Bilan de la continuité en long des rivières sur le bassin Adour-Garonne

L’agence de l’eau Adour-Garonne (Eau Grand Sud Ouest) a commandité un audit sur le classement des rivières en continuité écologique depuis 10 ans. Un premier rapport de synthèse donne quelques faits et chiffres globaux du bassin ici reportés. Si le bassin Adour-Garonne est loin d’être le pire en matière de mise en œuvre de la continuité écologique, notamment pour ce qui est du dogme de l’effacement d’ouvrage, on y constate les mêmes problèmes qu’ailleurs : retard considérable sur la mise en conformité des ouvrages, dimension irréaliste du classement de 2012-2013, situation illégale de la grande majorité des sites à l’arrivée au terme du classement, pas de résultats très probants sur les migrateurs malgré les dizaines de millions d’euros déjà dépensés et les dommages causés sur les usages des ouvrages hydrauliques… Le gouvernement, le parlement, les agences de l’eau et les préfectures n’échapperont pas au besoin de redéfinir sérieusement cette politique de continuité écologique, qui est controversée pour de bonnes raisons. 

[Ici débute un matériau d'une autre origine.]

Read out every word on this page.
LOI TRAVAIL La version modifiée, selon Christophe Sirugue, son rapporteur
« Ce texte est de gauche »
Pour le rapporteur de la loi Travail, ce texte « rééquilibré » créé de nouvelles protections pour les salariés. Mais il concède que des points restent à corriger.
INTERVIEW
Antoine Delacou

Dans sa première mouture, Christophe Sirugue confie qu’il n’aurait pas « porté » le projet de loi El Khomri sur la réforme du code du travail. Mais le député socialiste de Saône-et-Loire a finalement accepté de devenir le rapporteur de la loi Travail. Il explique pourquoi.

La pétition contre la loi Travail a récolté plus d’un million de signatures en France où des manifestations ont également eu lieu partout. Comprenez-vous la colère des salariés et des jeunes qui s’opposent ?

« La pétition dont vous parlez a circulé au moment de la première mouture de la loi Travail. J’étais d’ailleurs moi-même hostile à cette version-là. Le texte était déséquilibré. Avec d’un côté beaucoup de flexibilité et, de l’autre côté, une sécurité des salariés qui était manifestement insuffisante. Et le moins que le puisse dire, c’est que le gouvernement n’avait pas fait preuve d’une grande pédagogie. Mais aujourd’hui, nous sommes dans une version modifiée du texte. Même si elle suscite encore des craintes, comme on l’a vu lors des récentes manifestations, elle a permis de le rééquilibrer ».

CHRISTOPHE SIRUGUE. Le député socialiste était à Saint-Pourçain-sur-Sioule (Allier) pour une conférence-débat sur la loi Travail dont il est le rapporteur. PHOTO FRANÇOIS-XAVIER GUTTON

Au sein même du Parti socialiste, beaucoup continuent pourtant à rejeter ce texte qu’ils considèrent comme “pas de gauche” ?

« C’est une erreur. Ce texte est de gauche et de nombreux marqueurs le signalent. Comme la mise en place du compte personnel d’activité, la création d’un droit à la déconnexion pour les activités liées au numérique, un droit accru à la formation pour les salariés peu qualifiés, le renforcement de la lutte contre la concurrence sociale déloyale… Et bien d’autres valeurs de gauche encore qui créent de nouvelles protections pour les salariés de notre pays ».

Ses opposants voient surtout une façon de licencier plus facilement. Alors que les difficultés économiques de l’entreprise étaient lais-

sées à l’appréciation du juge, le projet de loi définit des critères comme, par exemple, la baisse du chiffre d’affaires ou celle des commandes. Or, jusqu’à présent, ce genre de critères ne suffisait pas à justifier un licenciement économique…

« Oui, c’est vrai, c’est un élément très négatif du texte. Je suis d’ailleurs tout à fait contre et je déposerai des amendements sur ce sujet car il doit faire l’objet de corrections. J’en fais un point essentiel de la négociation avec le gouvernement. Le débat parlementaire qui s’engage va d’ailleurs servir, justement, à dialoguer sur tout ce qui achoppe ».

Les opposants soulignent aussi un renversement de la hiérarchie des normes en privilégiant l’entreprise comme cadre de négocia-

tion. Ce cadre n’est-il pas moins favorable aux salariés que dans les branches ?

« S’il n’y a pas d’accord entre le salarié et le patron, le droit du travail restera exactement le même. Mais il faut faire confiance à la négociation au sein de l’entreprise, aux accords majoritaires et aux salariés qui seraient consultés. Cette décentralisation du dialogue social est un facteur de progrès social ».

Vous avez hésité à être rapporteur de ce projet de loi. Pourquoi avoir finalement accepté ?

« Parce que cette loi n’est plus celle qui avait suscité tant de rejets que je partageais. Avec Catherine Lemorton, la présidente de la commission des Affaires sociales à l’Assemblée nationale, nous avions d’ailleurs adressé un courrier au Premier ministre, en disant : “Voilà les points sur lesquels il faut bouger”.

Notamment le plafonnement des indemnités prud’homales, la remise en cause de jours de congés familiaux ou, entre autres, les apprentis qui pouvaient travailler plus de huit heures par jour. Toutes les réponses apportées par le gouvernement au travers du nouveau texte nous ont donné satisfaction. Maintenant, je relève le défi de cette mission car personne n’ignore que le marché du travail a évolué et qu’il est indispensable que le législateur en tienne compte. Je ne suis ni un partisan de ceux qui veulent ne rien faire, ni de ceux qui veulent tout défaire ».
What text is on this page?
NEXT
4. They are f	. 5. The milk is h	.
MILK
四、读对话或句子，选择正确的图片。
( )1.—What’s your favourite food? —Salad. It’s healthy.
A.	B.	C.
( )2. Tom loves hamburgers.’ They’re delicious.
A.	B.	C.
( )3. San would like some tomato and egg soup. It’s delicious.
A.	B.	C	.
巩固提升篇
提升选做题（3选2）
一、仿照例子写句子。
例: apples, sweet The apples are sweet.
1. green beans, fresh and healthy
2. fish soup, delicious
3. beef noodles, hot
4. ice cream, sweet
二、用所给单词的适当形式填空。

La loi sur l'eau et les milieux aquatiques de 2006 prévoyait des rivières où serait demandée au niveau des  ouvrages hydrauliques (seuils, barrages, écluses, gués, etc.) la capacité de circulation des poissons migrateurs et de transit des sédiments. Cette loi posait ainsi le principe dit de "continuité écologique" mais sans préciser le détail des rivières où il y avait de tels enjeux. 

Voici 10 ans, par une série d’arrêtés, les préfets de bassin hydrographique ont classé des rivières françaises au titre de cette continuité écologique en long.  Dans le cas des classements dits en liste 1, cela signifie qu’aucun obstacle au franchissement de poisson ou au transit de sédiment ne peut être construit (mais un ouvrage assurant ces deux fonctions peut l'être). Dans les classements dits en liste 2, cela signifie que tous les obstacles présents (seuils, chaussées, digues, vannes, barrages) devaient obligatoirement être aménagés dans un délai de 5 ans, prorogé une fois de 5 ans par la suite.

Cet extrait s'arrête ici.